Eu poderia escrever muitas páginas sobre o amor que estamos cultivando. Decidi encerrar essa reflexão sobre amor citando alguns singelos momentos que me fizeram perceber que de fato encontrei um companheiro amoroso para compartilhar a minha vida. Primeiro, notei que ele era especial quando o vi cumprimentar amigos homens com carinho, oferecendo beijos no rosto e abraços, sem a preocupação de que o afeto quebrasse sua masculinidade.
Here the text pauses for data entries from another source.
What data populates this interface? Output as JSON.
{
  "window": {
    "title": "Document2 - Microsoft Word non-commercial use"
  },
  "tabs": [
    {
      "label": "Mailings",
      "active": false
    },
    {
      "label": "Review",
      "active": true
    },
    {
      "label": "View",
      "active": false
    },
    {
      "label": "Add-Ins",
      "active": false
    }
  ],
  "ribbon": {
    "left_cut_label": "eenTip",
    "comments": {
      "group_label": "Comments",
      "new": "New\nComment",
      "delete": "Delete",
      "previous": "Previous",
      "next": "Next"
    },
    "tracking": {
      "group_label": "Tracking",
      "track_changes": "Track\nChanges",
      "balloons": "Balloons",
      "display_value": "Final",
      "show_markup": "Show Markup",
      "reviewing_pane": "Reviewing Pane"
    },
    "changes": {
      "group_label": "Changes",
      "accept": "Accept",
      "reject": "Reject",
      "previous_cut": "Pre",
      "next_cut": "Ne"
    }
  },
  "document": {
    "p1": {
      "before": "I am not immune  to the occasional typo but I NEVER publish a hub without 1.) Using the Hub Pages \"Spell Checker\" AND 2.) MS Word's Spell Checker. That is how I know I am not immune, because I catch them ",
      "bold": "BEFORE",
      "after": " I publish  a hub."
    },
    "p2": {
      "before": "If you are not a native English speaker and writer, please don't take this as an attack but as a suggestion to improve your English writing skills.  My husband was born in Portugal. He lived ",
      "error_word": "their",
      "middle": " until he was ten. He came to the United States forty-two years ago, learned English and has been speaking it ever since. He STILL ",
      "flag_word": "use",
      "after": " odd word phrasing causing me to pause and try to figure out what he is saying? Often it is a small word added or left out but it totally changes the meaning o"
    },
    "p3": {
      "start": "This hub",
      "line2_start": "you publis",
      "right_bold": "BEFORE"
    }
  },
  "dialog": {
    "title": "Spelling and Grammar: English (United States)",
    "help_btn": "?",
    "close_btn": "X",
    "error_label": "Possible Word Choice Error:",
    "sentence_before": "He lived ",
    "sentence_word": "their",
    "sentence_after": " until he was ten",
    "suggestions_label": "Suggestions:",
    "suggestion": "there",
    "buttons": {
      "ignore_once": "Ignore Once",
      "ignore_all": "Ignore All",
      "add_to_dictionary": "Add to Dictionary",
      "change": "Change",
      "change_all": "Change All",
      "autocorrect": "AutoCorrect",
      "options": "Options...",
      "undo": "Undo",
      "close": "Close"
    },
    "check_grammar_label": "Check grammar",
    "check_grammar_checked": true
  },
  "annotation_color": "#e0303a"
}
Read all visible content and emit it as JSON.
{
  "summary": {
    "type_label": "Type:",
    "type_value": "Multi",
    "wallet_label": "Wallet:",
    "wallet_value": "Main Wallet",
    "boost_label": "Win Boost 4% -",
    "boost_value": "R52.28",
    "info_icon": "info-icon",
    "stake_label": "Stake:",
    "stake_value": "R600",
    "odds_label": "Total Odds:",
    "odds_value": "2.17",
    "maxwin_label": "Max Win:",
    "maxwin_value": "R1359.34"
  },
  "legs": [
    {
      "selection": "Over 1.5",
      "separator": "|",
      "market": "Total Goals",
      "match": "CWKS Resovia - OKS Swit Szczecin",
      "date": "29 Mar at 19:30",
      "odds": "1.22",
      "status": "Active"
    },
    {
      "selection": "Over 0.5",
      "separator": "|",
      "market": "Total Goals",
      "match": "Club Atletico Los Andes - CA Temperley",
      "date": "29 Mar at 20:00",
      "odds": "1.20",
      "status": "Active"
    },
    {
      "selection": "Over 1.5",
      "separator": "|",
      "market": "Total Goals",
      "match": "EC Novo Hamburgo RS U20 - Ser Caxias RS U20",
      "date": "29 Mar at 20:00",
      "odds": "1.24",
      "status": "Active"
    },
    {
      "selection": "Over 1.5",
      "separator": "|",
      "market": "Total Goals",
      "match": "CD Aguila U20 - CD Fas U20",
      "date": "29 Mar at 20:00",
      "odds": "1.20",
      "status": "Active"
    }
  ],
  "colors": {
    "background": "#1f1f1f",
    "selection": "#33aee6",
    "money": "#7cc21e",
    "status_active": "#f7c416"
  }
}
Outra vez, quando estávamos namorando há apenas dois meses, ele me acompanhou em uma pequena cirurgia e permaneceu ao meu lado me confortando da dor, sem agir como se essa fosse uma ação extraordinária. Acho incrível também os elogios não convencionais que ele faz ao meu corpo, com dizer que tenho costas bonitas ou que aprecia o modo como meu cabelo se organiza perto da orelha. Por fim, devo citar as milhares de vezes em que ele se permitiu ser vulnerável comigo, ou que ele acolheu a minha vulnerabilidade, de forma que nos sentimos verdadeiramente livres para sermos quem somos um com o outro. Não são os grandes eventos, mas os acontecimentos do cotidiano que me fazem amá-lo mais a cada dia.
Tudo o que eu sei sobre o amor eu aprendi, em primeiro lugar, com minha família amorosa, a qual descobri logo cedo ser um privilégio em meio a tantos lares disfuncionais. Depois, aprendi com meus amigos, com os quais tenho compartilhado a alegria de acolher e ser acolhida. Então, comecei meus aprendizados com meus relacionamentos românticos, tanto nos que senti amor, quanto naqueles nos quais houve simplesmente apego. Acho que todo mundo deveria ler “Tudo sobre o amor”. Resumi aqui minhas percepções, mas bell hooks vai muito além, criticando o patriarcado, o capitalismo e a supremacia branca enquanto fala de amor. Ela escancara o quão ferrada nossa sociedade está nesse livro, mas também revela uma mensagem de esperança pautada na prática do amor. Ela nos incentiva a agir com amor não apenas nos nossos relacionamentos, expandindo essa ação a todas as esferas da nossa vida. Precisamos ter ética amorosa, abandonar o niilismo tão popular no nosso tempo e transformar o mundo inteiro através do amor.
Dedico essa newsletter de Dia dos Namorados, coincidentemente a edição 12, no dia 12 de junho, a Luan Cauê, meu parceiro, meu refúgio, meu melhor amigo. É uma pena que estejamos separados (testei positivo para COVID e ele não), mas saiba que meu coração está contigo. Ama-lo é a coisa mais fácil e tranquila que existe. Que sorte a nossa que o destino (ou a coincidência) tenha cruzado os nossos caminhos. Obrigada por me ensinar tanto sobre o amor.
Até a próxima aventura intergaláctica!